Лёгок на помине, из парилки шагнул коренастый косматый Дорин.
- Скажи лучше, что ты слабак против гнома, - добродушно прогудел он.
- Золотой веник - гному, серебряный - Берендею, - подвёл черту Акела. Интуитивно поняв подтекст, мужики захохотали и потихоньку стали одеваться.
- Здоровы же вы париться, братья, - сказал Андрей, когда они уже сидели дома за столом, - со мной редко кто долго выдерживает. Видать, в вашем мире тоже баньку уважают.
Акела, выскочивший из парилки первым, улыбнулся, но промолчал. Соловей, перепаривший даже Барса, кивнул.
- Брат Георгий, - повернулся к Акеле Андрей, - братья и сёстры поговорить с тобой хотят. Не удержался я, прости уж, ради Христа, рассказал про твои разговоры. У многих вопросы сразу появились, а я что? Я только рты могу затыкать, нутром вот чую, что прав, а высказать не знаю.
- Да Бога ради, - легко согласился Акела, - хоть как-то вам добром отплатить.

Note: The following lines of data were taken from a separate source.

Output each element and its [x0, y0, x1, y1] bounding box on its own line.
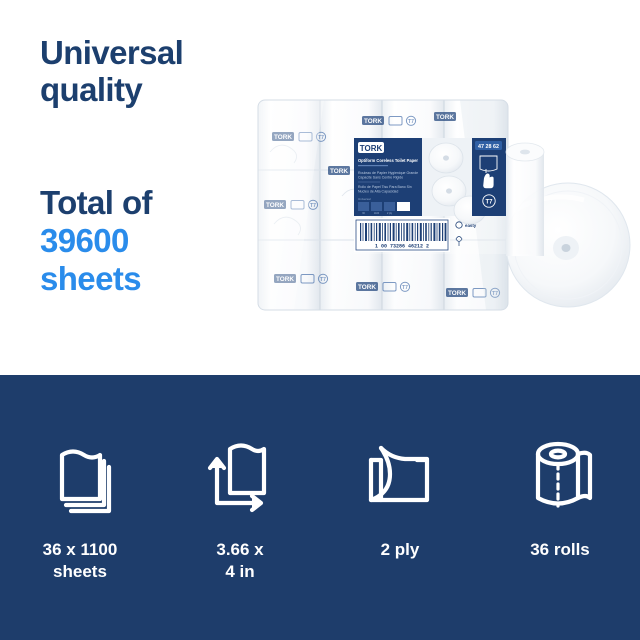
product-infographic: Universal quality Total of 39600 sheets: [0, 0, 640, 640]
feature-rolls: 36 rolls: [480, 435, 640, 583]
svg-text:Universal: Universal: [358, 197, 371, 201]
headline-block: Universal quality: [40, 34, 255, 108]
svg-text:T7: T7: [320, 277, 326, 283]
features-panel: 36 x 1100 sheets 3.66 x 4 in: [0, 375, 640, 640]
total-label: Total of: [40, 184, 255, 222]
svg-text:TORK: TORK: [358, 284, 376, 291]
feature-row: 36 x 1100 sheets 3.66 x 4 in: [0, 435, 640, 583]
svg-text:T7: T7: [318, 135, 324, 141]
svg-text:easty: easty: [465, 223, 477, 228]
barcode-block: 1 00 73286 46212 2: [354, 218, 450, 252]
svg-text:TORK: TORK: [448, 290, 466, 297]
label-title: Optiform Coreless Toilet Paper: [358, 158, 418, 163]
feature-sheets-label: 36 x 1100 sheets: [43, 539, 118, 583]
headline-line-2: quality: [40, 71, 255, 108]
label-code-strip: 47 28 62 T7: [472, 138, 506, 216]
svg-text:TORK: TORK: [436, 114, 454, 121]
feature-rolls-label: 36 rolls: [530, 539, 590, 561]
feature-dimensions: 3.66 x 4 in: [160, 435, 320, 583]
sheet-dimensions-icon: [192, 435, 288, 519]
svg-text:1100: 1100: [374, 212, 380, 215]
feature-dimensions-label: 3.66 x 4 in: [216, 539, 263, 583]
sheet-stack-icon: [32, 435, 128, 519]
label-line-fr: Rouleau de Papier Hygienique Grande: [358, 171, 418, 175]
toilet-roll-icon: [512, 435, 608, 519]
dispenser-code: T7: [485, 199, 493, 205]
svg-text:T7: T7: [402, 285, 408, 291]
feature-ply: 2 ply: [320, 435, 480, 583]
label-line-es: Rollo de Papel Tisu Para Bano Sin: [358, 185, 412, 189]
svg-text:TORK: TORK: [364, 118, 382, 125]
svg-text:Capacite Sans Centre Rigide: Capacite Sans Centre Rigide: [358, 176, 403, 180]
label-brand: TORK: [360, 144, 383, 153]
top-white-panel: Universal quality Total of 39600 sheets: [0, 0, 640, 375]
product-photo: TORK T7 TORK T7: [250, 92, 640, 322]
svg-text:T7: T7: [408, 119, 414, 125]
roll-stack-edge: [506, 143, 544, 256]
headline-line-1: Universal: [40, 34, 255, 71]
svg-text:TORK: TORK: [330, 168, 348, 175]
total-unit: sheets: [40, 260, 255, 298]
label-info-panel: TORK Optiform Coreless Toilet Paper Roul…: [354, 138, 422, 216]
total-sheets-block: Total of 39600 sheets: [40, 184, 255, 298]
svg-text:2 ply: 2 ply: [387, 212, 393, 215]
product-label: TORK Optiform Coreless Toilet Paper Roul…: [354, 138, 506, 254]
label-product-code: 47 28 62: [478, 144, 499, 150]
svg-text:T7: T7: [310, 203, 316, 209]
barcode-number: 1 00 73286 46212 2: [375, 244, 429, 250]
feature-ply-label: 2 ply: [381, 539, 420, 561]
svg-text:Nucleo de Alta Capacidad: Nucleo de Alta Capacidad: [358, 190, 398, 194]
two-ply-icon: [352, 435, 448, 519]
total-value: 39600: [40, 222, 255, 260]
feature-sheets: 36 x 1100 sheets: [0, 435, 160, 583]
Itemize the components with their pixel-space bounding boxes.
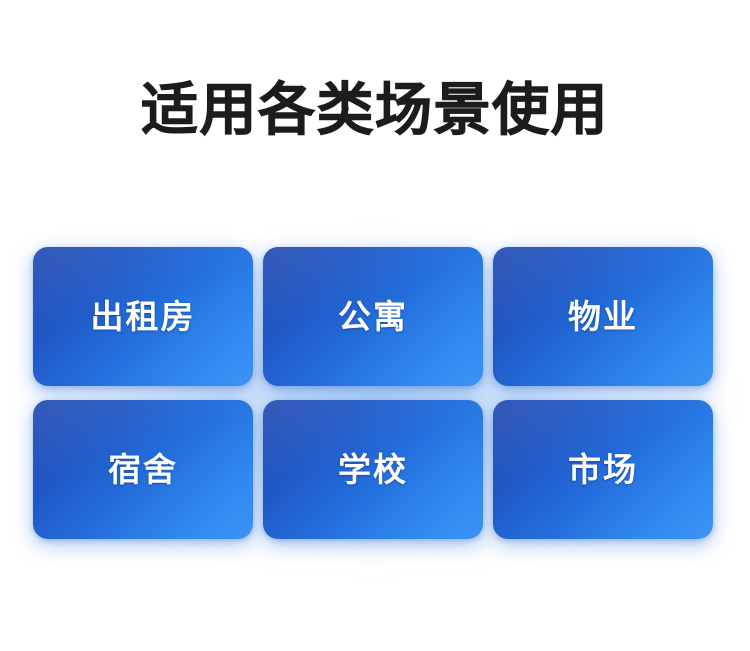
scenario-card-school[interactable]: 学校: [263, 400, 483, 539]
scenario-card-label: 学校: [338, 453, 408, 486]
page-title: 适用各类场景使用: [141, 79, 609, 142]
scenario-card-rental-housing[interactable]: 出租房: [33, 247, 253, 386]
page-heading-container: 适用各类场景使用: [0, 0, 750, 220]
scenario-card-label: 公寓: [338, 300, 408, 333]
scenario-card-label: 物业: [568, 300, 638, 333]
scenario-card-apartment[interactable]: 公寓: [263, 247, 483, 386]
scenario-card-label: 宿舍: [108, 453, 178, 486]
scenario-card-market[interactable]: 市场: [493, 400, 713, 539]
scenario-card-dormitory[interactable]: 宿舍: [33, 400, 253, 539]
scenario-card-grid: 出租房 公寓 物业 宿舍 学校 市场: [33, 247, 713, 539]
promo-page: 适用各类场景使用 出租房 公寓 物业 宿舍 学校 市场: [0, 0, 750, 651]
scenario-card-property-management[interactable]: 物业: [493, 247, 713, 386]
scenario-card-label: 出租房: [91, 300, 196, 333]
scenario-card-label: 市场: [568, 453, 638, 486]
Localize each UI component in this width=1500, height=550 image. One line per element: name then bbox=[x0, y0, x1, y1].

- Да, Борисыч, - тихо сказал Барс, - от своей кармы даже в параллельном мире не спрячешься. Не зря же ты у нас жеребячьей породы. У тебя же кто-то из предков священником был, если я ничего не путаю.
- Не путаешь, - кивнул он, - прадед был магистром богословия, до архимандрита дослужился. Расстреляли его в двадцать четвёртом.
- Вот видишь. Продолжаешь его дело.
- Да ладно тебе. Хотят люди узнать что-то, мне не жалко. Меньше мракобесия будет.
- Вот и дерзай.
…Братья и сёстры собрались в общинной избе. Чинно сидели бородатые мужики, разрумяненные с мороза бабы в пуховых платках с интересом оглядывали гостей, те кто помладше крутили головами, боясь чего то пропустить. В помещении висел сдержанный гул голосов. Словно в сельском клубе перед показом кино или лекцией, его позабавило это невольно пришедшее сравнение, но ведь и впрямь похоже. А вообще, вполне сытно живущая весь, кою в такой глухомани давно и никто не тревожит.
Сначала вопросы были, скажем так, не очень важными. Они не были принципиальными, скорее, уточняющими. Один юноша, например, затронул вопрос о том, как Христос превратил воду в вино. Как раз перед тем, как их всех забросило в этот мир, по центральному телевидению показали сенсационный фильм о чудесных свойствах воды. Единственно, что пришлось объяснять это попроще, избегая оборотов и терминов двадцать первого века, но с этим Акела легко справился.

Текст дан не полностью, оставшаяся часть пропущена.